Would you be more likely to get your flu vaccine if, instead of getting a shot, you could simply stick a patch on your skin? A small new study suggests that such a patch is safe to use and that people preferred it to a shot.

In the study, which was a phase I clinical trial, the researchers looked at how a “dissolvable microneedle patch” that contained the flu vaccine stacked up against the traditional flu shot . The patch is about the size of a thumbprint and contains 100 needles that are 650 micrometers (or about 0.03 inches) long. Of the 50 participants who tried it, 48 said it didn’t hurt.

The researchers found that the microneedle patch was safe and led to a good immune response in the study participants, suggesting that the vaccine was working, although further study of the patch in a larger trial is needed to confirm this.

They also found that the study participants preferred the patch to getting a flu shot, said lead study author Dr. Nadine Rouphael, an infectious-disease specialist and associate professor of medicine at Emory University School of Medicine in Georgia.

The finding that the people in the study preferred the patch to the traditional injection was an important one, because not enough people get their flu vaccine each year . The flu is responsible for around 48,000 deaths in U.S. annually, according to the study, published today (June 27) in the journal The Lancet .

The researchers hope that because the microneedle patch is painless and easy to use, “that should encourage more people to get the vaccine,” said senior study author Mark Prausnitz, a professor of chemical and biomedical engineering at the Georgia Institute of Technology. Prausnitz co-founded Micron Biomedical, a company that manufactures the microneedle patches.

For the most part, medicines are given by one of two methods: a pill or an injection , Prausnitz told Live Science. Most people can take pills, but getting an injection is more complicated and typically requires a trip to the doctor’s office, he said.
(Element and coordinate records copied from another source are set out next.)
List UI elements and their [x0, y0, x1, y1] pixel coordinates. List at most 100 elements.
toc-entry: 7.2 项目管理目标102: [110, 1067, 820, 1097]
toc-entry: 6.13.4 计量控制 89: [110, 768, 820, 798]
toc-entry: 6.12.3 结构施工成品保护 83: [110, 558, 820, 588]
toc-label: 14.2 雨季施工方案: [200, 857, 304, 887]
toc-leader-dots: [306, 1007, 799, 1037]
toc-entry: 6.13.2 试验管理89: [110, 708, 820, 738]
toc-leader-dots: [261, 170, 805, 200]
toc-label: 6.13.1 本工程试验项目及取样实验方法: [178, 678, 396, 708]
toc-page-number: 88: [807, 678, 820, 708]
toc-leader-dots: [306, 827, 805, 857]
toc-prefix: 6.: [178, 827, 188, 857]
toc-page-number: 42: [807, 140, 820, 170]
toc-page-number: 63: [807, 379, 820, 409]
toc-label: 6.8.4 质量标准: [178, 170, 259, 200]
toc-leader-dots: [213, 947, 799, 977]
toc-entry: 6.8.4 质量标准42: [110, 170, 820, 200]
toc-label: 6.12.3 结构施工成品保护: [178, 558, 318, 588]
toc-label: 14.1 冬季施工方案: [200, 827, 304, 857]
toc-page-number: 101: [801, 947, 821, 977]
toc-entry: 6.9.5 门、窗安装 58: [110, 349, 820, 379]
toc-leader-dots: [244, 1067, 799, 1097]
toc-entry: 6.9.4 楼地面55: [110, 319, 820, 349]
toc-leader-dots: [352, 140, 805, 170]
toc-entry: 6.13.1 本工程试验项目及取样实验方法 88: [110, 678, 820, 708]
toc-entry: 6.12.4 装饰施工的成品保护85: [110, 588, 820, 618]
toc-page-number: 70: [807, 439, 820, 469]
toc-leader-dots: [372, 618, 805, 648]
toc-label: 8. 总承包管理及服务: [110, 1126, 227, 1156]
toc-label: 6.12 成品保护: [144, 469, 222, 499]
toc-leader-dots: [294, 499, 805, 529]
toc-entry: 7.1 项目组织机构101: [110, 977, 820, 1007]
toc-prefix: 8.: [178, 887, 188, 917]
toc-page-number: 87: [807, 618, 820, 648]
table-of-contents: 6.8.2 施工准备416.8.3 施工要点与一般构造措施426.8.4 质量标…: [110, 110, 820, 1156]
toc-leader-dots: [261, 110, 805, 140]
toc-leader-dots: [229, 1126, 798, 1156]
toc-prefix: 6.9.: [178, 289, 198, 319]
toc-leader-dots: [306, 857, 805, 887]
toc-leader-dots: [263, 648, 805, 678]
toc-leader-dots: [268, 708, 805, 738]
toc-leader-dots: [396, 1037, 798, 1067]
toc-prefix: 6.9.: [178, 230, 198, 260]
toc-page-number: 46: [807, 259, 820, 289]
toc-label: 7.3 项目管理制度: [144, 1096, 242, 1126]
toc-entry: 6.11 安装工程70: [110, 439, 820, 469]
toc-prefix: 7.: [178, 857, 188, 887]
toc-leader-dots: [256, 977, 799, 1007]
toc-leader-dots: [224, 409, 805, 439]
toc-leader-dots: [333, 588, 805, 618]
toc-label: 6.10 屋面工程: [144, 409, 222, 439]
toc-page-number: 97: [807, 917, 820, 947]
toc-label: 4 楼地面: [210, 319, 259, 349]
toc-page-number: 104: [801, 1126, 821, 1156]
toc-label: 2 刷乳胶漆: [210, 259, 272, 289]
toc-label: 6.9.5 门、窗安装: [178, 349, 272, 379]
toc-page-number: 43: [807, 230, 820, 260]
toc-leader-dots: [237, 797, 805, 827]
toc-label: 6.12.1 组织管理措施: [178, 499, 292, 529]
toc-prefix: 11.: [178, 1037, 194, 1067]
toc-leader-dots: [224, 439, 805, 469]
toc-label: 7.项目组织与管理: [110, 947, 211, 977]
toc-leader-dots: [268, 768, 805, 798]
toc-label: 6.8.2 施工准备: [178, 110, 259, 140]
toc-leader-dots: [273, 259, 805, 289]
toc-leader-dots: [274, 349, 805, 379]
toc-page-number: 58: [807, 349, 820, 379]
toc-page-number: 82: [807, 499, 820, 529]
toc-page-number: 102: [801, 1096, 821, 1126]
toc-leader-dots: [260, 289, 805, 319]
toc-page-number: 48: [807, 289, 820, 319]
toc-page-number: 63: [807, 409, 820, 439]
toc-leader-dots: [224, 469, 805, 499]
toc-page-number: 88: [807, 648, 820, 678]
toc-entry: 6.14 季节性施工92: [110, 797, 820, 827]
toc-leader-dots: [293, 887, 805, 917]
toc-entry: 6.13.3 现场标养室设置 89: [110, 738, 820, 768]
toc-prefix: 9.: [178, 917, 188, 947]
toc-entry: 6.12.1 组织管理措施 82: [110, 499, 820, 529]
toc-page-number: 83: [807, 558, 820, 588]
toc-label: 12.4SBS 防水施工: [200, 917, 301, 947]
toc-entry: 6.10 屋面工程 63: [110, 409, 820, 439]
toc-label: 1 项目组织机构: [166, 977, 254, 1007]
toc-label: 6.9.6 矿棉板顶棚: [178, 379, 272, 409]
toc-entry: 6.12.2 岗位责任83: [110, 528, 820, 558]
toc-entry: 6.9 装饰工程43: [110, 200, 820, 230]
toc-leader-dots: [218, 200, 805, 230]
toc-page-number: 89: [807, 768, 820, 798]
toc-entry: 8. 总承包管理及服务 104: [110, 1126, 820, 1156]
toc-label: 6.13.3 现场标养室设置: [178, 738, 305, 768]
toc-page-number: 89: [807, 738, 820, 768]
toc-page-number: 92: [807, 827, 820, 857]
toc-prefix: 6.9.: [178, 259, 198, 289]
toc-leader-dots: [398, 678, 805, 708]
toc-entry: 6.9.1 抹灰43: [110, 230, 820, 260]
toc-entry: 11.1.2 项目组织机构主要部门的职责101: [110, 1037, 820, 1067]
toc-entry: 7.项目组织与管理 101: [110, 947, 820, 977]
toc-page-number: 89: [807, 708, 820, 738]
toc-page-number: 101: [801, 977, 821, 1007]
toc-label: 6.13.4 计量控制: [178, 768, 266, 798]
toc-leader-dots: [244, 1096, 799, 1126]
Prausnitz and his team wanted to come up with a method to make it easier for people to take medicines that normally need to be injected.

The microneedle patch was designed with transdermal patches in mind, Prausnitz said. Transdermal patches are another method of drug delivery, but they only work for a certain subset of drugs that can be absorbed through the skin.

Most medicines are typically not well-absorbed through the skin because of a tough-to-penetrate layer called the stratum corneum, Prausnitz said. But this layer is incredibly thin — about 10 or 20 micrometers thick — which is thinner than a human hair, he said.